A typical method for measuring micro matter using such a mass micro-balancing technology is a quartz crystal mass micro-balancing (QCM). Sauerbrey systematically theorizes a relationship between variation of resonance frequency and increase of mass in the QCM. According to the theory of Sauerbrey, the resonance frequency is linearly reduced as the mass is increased.
The QCM is generally used to measure mass per unit area of a subject (to-be-measured). The QCM determines increased mass according to variation of a shear mode of quartz oscillator. The QCM has advantages that it is designed to make it easy to input/output a signal and excel in sensitiveness. However, the mass must be evenly distributed on a surface of the quartz oscillator and a shear mode having a high resonance frequency must be used.
As the mass micro-balancing technology, a method using light and a method using piezo-resistance have been proposed.
U.S. Pat. No. 5,719,324 discloses a sensor for measuring micro mass using light.
As shown in FIG. 1, the sensor disclosed in the Patent comprises a cantilever 12, a piezoelectric element 10 supporting the cantilever 12, and a laser diode 19 formed on a tip portion of the cantilever 12 to eradiate laser beams 20. The piezoelectric element 10 is excited by a pulse wave from an oscillator 14, thereby exciting the piezoelectric element 10.
When the subject is disposed on the cantilever 12, the cantilever 12 is deformed by the mass of the examining subject. As this point, the laser beams 20 eradiated from the cantilever 12 are detected by a photodetector 27 having first and second cells 23 and 29. The deformation of the cantilever 12 is measured based on an amount of light detected by the photodetector 27, thereby determining varied mass. The reference numerals 30 and 34 indicate counting circuits, the reference numerals 36 and 37 represent differential circuits, and the reference numerals 38 and 39 indicate signals outputted from the differential circuits 36 and 37.
However, the method using the light requires an accurate position control of the laser diode and the photodetector. Therefore, a separated position controller controlling the position of the laser diode and the photodetector is required. In addition, since a member for oscillating the cantilever and a member for measuring mass are formed independent from each other, a volume of the apparatus is increased, complicating the structure.
In the method using the piezo resistance, a piezo resistance material is doped in the cantilever to increase the mass of the cantilever, causing the cantilever to be deformed by the increased mass. The deformation of the cantilever causes the resistance to be varied.

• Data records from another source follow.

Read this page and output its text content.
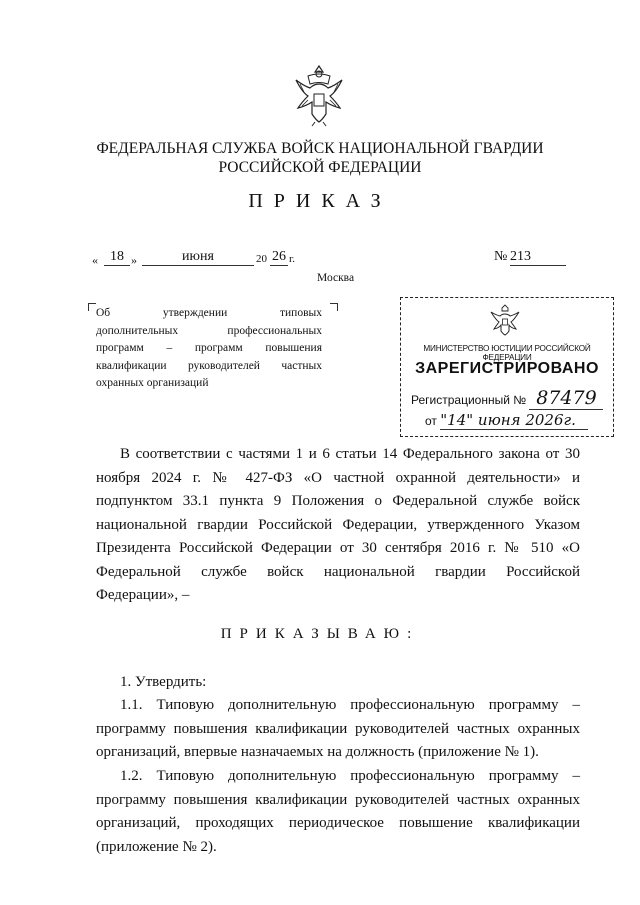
ФЕДЕРАЛЬНАЯ СЛУЖБА ВОЙСК НАЦИОНАЛЬНОЙ ГВАРДИИ
РОССИЙСКОЙ ФЕДЕРАЦИИ
ПРИКАЗ
« 18 »	июня	20 26 г.	№ 213
Москва

Об утверждении типовых

дополнительных профессиональных

программ – программ повышения

квалификации руководителей частных

охранных организаций

МИНИСТЕРСТВО ЮСТИЦИИ РОССИЙСКОЙ ФЕДЕРАЦИИ
ЗАРЕГИСТРИРОВАНО
Регистрационный № 87479
от "14" июня 2026г.

В соответствии с частями 1 и 6 статьи 14 Федерального закона от 30 ноября 2024 г. № 427-ФЗ «О частной охранной деятельности» и подпунктом 33.1 пункта 9 Положения о Федеральной службе войск национальной гвардии Российской Федерации, утвержденного Указом Президента Российской Федерации от 30 сентября 2016 г. № 510 «О Федеральной службе войск национальной гвардии Российской Федерации», –

ПРИКАЗЫВАЮ:

1. Утвердить:

1.1. Типовую дополнительную профессиональную программу – программу повышения квалификации руководителей частных охранных организаций, впервые назначаемых на должность (приложение № 1).

1.2. Типовую дополнительную профессиональную программу – программу повышения квалификации руководителей частных охранных организаций, проходящих периодическое повышение квалификации (приложение № 2).
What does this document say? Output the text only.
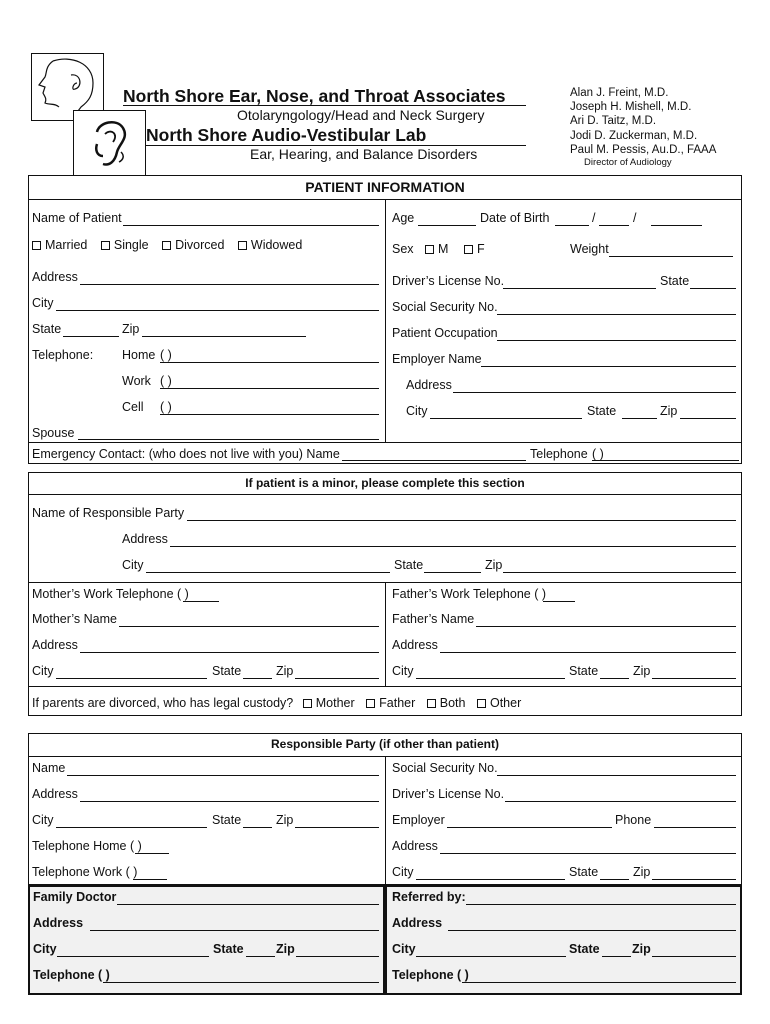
North Shore Ear, Nose, and Throat Associates
Otolaryngology/Head and Neck Surgery
North Shore Audio-Vestibular Lab
Ear, Hearing, and Balance Disorders
Alan J. Freint, M.D.
Joseph H. Mishell, M.D.
Ari D. Taitz, M.D.
Jodi D. Zuckerman, M.D.
Paul M. Pessis, Au.D., FAAA
Director of Audiology
PATIENT INFORMATION
Name of Patient
Married Single Divorced Widowed
Address
City
State	Zip
Telephone: Home ( )
Work ( )
Cell ( )
Spouse
Age	Date of Birth	/	/
Sex M F	Weight
Driver’s License No.	State
Social Security No.
Patient Occupation
Employer Name
Address
City	State	Zip
Emergency Contact: (who does not live with you) Name	Telephone ( )
If patient is a minor, please complete this section
Name of Responsible Party
Address
City	State	Zip
Mother’s Work Telephone ( )	Father’s Work Telephone ( )
Mother’s Name	Father’s Name
Address	Address
City	State	Zip	City	State	Zip
If parents are divorced, who has legal custody? Mother Father Both Other
Responsible Party (if other than patient)
Name	Social Security No.
Address	Driver’s License No.
City	State	Zip	Employer	Phone
Telephone Home ( )	Address
Telephone Work ( )	City	State	Zip
Family Doctor
Address
City	State	Zip
Telephone ( )
Referred by:
Address
City	State	Zip
Telephone ( )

The mass is measured by measuring output voltage varied by the resistance variation.
However, in the above-described methods, since the cantilever is not actively oscillated, the variation of the cantilever is too small to precisely measure micro mass. Furthermore, a variety of periphery devices such as a device for measuring varied resistance, a device for comparing an input signal for oscillating with an output signal of a resonance frequency varied by the increased mass, and the like are required, increasing the manufacturing costs and volume of the apparatus.